Before you move four thousand cards, move thirty. Export a small chunk, import just that into the new app, and actually look at it. Are the printings right? Did the foils stay foil? Did the double-faced cards land where they should? Thirty cards takes two minutes to eyeball, and it tells you whether the format works before you’ve committed your whole collection to a broken import.

Keep the original export file. Don’t delete it the second the import says “success”, because “the import finished” and “the import did the right thing” are not the same sentence. I hang onto the raw CSV from the old app in a folder until I’ve used the new one long enough to actually trust it, usually a month or so. It’s a few hundred kilobytes. Cheapest insurance you’ll ever buy.

The first time I did one of these moves I was coming off an app I’d used since, god, Khans of Tarkir? I’d scanned my whole collection into it over about three winters, mostly on the couch during games I wasn’t really watching, and I had this irrational dread that the migration would just erase all of it. It didn’t erase anything. It mangled about 6% of it, which is somehow worse, because 6% is small enough that you don’t notice and big enough that it matters.

If the formats flat-out won’t talk to each other, converter tools exist. People have built web apps and little scripts that take, say, a ManaBox export and rewrite it into Moxfield’s exact column layout. MtgCsvHelper is one that juggles a bunch of the popular formats at once. I won’t walk through a specific one because they come and go, but the search term is “[app A] to [app B] CSV converter”, and someone has almost certainly already hit your exact pairing and posted a fix.
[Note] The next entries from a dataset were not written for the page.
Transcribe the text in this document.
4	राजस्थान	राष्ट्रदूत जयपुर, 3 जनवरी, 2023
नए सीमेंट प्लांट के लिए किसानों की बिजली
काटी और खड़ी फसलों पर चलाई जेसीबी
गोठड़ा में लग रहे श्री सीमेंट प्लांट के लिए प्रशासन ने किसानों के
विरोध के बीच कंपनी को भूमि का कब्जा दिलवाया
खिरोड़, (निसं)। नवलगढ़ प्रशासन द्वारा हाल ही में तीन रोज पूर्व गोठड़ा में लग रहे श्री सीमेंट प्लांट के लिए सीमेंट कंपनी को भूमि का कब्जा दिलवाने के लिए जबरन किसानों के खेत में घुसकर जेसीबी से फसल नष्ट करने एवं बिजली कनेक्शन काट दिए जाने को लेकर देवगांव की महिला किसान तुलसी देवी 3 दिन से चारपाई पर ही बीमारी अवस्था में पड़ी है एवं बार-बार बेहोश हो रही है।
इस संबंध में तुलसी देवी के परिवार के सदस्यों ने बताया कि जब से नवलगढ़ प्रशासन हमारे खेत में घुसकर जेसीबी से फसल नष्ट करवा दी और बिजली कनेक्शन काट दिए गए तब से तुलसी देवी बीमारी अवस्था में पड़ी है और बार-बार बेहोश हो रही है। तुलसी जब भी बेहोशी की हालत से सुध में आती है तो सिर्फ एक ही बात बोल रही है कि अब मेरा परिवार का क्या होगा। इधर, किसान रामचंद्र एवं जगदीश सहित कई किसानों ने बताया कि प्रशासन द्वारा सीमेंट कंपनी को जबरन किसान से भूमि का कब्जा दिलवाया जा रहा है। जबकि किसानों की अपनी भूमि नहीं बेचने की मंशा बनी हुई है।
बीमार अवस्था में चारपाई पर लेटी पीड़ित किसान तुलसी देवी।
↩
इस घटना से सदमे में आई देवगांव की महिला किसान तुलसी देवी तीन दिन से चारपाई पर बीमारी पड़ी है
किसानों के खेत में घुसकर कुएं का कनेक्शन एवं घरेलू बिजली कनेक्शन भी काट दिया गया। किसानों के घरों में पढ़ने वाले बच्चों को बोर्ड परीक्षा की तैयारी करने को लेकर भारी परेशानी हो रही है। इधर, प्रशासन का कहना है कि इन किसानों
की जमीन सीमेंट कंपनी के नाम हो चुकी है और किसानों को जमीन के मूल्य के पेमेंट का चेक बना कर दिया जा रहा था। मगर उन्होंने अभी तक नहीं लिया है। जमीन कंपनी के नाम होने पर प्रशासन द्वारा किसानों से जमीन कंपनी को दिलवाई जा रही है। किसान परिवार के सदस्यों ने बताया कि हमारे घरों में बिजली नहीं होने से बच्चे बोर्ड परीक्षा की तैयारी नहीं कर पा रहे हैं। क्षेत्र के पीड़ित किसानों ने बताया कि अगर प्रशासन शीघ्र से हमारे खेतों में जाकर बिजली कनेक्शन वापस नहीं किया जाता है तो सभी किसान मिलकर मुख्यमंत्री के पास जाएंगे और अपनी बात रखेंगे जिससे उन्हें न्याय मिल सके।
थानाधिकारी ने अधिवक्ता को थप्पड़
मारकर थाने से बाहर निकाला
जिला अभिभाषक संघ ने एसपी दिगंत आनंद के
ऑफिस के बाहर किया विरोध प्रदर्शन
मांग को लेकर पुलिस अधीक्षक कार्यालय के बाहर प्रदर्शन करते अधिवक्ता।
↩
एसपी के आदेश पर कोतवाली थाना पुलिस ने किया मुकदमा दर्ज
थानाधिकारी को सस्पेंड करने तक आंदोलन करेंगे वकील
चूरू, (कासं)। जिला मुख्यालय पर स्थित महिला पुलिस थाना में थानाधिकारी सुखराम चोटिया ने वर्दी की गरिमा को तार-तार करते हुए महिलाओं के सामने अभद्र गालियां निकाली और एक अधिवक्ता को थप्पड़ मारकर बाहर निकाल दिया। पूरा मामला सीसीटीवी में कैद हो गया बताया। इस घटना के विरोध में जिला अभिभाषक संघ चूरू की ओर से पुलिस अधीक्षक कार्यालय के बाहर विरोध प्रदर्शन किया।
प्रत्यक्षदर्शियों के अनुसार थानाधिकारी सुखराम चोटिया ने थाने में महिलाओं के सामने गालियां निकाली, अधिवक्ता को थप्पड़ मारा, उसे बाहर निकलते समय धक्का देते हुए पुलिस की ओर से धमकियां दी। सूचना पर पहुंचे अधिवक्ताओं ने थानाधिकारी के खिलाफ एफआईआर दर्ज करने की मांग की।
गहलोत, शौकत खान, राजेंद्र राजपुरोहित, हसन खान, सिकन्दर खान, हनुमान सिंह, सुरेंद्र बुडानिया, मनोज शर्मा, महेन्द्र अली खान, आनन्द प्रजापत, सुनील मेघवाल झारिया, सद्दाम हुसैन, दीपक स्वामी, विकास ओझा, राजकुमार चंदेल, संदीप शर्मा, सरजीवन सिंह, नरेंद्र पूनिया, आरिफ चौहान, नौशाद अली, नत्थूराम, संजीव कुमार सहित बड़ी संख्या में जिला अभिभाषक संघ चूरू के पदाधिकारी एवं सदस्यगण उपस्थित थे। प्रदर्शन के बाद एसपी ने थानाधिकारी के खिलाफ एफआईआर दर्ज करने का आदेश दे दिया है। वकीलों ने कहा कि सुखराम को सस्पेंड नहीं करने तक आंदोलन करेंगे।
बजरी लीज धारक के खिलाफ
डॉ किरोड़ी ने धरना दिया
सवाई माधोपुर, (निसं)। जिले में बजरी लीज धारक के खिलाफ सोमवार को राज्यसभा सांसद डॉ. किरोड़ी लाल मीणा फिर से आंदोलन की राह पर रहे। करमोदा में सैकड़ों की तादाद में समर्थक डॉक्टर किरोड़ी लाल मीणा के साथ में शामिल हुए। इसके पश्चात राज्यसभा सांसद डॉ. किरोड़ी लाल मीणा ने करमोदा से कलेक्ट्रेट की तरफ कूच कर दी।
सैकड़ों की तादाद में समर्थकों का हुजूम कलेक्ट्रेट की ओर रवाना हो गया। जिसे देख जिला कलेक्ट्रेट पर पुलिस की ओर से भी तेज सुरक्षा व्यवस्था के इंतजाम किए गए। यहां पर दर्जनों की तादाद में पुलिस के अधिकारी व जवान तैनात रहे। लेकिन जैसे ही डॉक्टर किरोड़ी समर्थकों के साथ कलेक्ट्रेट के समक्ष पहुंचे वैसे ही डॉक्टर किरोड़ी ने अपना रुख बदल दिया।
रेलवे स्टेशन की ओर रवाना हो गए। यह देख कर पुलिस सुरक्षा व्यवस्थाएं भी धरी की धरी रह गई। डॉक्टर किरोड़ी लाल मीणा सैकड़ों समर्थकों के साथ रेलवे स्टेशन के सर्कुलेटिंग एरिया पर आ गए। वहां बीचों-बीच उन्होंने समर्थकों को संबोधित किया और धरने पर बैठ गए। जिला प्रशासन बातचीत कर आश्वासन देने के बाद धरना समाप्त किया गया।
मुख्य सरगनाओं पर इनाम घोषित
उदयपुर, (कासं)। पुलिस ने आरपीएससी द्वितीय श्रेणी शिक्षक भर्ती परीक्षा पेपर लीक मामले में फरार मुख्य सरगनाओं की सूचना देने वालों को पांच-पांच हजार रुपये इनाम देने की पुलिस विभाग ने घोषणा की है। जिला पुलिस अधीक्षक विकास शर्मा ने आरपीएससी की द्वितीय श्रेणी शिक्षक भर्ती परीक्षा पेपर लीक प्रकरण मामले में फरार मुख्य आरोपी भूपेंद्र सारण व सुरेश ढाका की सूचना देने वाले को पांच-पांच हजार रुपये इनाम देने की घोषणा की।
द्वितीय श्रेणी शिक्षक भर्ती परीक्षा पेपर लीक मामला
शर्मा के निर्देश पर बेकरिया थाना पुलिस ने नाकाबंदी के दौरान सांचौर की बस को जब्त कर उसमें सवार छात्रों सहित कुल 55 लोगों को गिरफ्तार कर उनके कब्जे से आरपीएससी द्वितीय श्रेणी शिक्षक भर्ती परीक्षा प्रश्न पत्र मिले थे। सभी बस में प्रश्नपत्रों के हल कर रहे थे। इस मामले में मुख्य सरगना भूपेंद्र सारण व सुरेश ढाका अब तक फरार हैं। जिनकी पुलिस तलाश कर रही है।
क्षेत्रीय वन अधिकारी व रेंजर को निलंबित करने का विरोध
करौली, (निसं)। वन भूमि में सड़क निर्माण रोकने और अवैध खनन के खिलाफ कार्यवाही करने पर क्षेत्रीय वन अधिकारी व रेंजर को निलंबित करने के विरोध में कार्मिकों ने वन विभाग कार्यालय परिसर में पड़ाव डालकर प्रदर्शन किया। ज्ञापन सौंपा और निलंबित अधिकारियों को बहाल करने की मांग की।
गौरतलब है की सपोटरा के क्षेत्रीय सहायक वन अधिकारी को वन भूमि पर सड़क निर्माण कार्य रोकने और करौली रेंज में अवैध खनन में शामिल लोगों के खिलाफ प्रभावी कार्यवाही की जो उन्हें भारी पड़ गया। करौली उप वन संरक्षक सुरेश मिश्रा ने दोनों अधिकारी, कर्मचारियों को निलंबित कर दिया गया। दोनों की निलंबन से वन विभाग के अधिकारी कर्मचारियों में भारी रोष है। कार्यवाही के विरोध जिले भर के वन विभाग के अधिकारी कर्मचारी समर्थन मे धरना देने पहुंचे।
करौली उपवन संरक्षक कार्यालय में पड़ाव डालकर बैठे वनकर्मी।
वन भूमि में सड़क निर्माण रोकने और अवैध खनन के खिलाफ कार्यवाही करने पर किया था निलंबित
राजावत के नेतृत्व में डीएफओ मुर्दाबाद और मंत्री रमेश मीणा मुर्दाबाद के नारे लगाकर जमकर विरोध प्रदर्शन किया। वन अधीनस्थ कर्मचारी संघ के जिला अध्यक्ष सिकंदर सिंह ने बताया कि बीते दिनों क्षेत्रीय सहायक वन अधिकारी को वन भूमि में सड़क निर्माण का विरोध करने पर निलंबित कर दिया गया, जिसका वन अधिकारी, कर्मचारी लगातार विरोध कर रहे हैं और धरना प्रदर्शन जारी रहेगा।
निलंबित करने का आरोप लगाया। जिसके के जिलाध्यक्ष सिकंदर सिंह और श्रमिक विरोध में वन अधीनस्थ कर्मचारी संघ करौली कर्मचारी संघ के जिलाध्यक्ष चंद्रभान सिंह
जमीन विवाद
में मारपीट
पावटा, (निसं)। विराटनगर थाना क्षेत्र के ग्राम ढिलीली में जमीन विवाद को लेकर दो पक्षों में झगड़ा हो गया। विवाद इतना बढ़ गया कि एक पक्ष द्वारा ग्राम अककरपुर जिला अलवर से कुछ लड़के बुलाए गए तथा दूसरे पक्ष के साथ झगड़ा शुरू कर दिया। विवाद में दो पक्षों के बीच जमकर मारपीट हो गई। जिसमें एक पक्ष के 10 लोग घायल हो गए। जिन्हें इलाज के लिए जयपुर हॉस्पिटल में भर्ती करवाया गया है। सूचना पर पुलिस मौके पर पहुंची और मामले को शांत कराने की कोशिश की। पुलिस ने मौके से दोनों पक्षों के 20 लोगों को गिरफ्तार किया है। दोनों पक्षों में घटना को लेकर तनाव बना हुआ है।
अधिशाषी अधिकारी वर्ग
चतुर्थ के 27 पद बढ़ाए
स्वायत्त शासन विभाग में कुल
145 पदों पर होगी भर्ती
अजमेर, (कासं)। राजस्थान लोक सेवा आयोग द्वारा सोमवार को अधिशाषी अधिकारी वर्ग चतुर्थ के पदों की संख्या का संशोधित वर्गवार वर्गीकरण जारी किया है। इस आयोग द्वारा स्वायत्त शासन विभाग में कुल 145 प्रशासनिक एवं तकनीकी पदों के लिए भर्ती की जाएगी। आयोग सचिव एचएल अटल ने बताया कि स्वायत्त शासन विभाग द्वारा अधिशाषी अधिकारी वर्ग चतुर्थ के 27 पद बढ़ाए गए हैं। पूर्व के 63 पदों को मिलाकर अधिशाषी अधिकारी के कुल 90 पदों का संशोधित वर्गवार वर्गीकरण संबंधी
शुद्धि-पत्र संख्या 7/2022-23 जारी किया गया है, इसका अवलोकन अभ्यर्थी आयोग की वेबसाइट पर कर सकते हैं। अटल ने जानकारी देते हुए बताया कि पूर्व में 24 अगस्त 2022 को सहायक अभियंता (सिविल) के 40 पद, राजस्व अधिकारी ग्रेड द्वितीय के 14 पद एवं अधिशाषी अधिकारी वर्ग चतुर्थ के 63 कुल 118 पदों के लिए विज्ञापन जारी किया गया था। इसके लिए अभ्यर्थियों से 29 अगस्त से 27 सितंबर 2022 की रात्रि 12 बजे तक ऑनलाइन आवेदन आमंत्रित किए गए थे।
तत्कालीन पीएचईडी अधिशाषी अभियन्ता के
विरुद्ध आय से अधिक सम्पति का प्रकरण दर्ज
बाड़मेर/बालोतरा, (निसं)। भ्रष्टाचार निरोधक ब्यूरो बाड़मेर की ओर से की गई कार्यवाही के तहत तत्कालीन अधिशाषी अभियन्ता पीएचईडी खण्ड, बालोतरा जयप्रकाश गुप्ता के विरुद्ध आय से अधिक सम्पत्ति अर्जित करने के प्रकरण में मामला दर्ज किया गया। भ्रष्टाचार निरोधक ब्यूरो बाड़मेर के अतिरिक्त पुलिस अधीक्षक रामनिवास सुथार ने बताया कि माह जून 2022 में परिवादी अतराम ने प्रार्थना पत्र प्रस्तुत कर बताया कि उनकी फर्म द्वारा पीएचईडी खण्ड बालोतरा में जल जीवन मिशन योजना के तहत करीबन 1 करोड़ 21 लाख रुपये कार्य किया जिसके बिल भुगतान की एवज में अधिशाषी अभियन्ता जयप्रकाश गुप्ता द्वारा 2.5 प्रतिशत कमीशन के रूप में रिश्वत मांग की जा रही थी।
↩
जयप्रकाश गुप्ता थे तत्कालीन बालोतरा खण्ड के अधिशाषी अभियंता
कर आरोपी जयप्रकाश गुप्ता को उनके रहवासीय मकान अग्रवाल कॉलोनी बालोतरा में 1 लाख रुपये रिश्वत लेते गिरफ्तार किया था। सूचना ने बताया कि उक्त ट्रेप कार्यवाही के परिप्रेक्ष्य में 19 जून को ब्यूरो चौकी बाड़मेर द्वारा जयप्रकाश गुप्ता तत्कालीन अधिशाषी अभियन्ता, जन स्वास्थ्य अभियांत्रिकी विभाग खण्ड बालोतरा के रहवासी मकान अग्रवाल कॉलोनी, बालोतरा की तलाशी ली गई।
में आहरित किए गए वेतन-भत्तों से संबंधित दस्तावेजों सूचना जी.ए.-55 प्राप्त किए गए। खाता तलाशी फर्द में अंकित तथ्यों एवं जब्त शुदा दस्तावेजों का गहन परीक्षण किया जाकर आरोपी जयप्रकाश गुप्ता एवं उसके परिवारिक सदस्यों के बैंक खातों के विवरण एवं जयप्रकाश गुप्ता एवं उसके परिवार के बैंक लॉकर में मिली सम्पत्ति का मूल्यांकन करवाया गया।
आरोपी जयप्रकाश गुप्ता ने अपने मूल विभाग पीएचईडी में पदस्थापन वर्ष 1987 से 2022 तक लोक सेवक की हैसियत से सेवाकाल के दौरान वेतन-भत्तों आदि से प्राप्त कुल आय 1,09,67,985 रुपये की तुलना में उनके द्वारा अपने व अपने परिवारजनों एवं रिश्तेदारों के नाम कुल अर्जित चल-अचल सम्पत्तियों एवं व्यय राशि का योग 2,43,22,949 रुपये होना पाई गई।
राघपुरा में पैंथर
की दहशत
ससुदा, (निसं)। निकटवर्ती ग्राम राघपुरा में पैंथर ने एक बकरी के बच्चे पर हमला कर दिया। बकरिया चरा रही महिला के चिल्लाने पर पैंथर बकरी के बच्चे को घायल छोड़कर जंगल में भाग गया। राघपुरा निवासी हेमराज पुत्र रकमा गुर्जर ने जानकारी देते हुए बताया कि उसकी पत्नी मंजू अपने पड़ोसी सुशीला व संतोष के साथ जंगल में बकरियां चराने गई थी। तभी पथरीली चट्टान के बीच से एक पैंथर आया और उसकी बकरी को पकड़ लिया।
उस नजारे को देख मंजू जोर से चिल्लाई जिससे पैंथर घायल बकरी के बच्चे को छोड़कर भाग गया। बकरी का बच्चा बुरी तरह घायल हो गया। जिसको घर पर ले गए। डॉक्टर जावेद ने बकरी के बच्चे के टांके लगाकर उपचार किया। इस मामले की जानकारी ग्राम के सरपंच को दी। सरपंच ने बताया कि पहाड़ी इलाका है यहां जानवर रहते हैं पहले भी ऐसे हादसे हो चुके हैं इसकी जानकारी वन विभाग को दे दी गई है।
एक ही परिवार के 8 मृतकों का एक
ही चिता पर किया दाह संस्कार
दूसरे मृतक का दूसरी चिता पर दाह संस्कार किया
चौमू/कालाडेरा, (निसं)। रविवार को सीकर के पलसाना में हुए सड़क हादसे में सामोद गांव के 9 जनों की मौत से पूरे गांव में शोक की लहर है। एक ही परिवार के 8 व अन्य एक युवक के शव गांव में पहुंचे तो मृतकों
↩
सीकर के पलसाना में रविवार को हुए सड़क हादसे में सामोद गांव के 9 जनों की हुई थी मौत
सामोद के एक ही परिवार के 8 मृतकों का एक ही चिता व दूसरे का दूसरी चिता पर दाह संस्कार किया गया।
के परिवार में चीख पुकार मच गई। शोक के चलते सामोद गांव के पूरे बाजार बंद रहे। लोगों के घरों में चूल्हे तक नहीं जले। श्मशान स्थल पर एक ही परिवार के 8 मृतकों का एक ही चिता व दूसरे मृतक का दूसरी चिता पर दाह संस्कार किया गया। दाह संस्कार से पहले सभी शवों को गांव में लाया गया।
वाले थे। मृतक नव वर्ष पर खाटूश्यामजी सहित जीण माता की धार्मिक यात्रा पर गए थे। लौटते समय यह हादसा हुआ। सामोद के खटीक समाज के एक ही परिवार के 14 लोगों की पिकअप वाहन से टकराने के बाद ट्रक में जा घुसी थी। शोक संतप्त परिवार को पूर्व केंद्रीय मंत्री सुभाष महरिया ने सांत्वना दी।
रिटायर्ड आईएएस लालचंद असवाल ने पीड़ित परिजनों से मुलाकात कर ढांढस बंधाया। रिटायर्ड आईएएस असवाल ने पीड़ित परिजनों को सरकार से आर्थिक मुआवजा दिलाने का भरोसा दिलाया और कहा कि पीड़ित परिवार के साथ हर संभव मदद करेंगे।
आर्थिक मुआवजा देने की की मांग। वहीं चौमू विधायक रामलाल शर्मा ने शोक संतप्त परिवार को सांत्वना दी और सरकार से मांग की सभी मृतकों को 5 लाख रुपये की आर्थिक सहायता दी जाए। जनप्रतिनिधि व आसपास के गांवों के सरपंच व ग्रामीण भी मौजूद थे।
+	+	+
You can also just fix the file yourself, which is less scary than it sounds. Open the CSV in Google Sheets, rename the header row to whatever the new app’s importer expects, do a find-and-replace on the semicolons if there are any, export it back out as a UTF-8 CSV. Tedious? Yes. But for a one-time move it’s often faster than hunting down a converter that handles your specific pair of apps, and you see exactly what’s in your collection while you’re in there. That’s how I found a block of 200 cards I’d somehow scanned twice.

The good news is that the apps built more recently mostly try to be polite about all this. ManaBox, for one, will tell you exactly which rows failed and why, let you import the good ones, and hand you back a CSV of just the broken cards to fix and re-import. That’s the behavior you want. When I’m scanning a collection into something new I’d much rather the app admit “these twelve cards confused me” than silently swallow them and let me discover the hole three weeks later. Eldwyn handles import the same way, flagging what it couldn’t match instead of pretending the file came in clean.

And if you’re choosing a collection app today, “how good is the import, and how good is the export” is a completely fair thing to weigh, because you will move again at some point. Apps get bought. Apps go subscription-only. Apps shut down. The CSV sitting in your downloads folder is the part of all this that’s actually yours.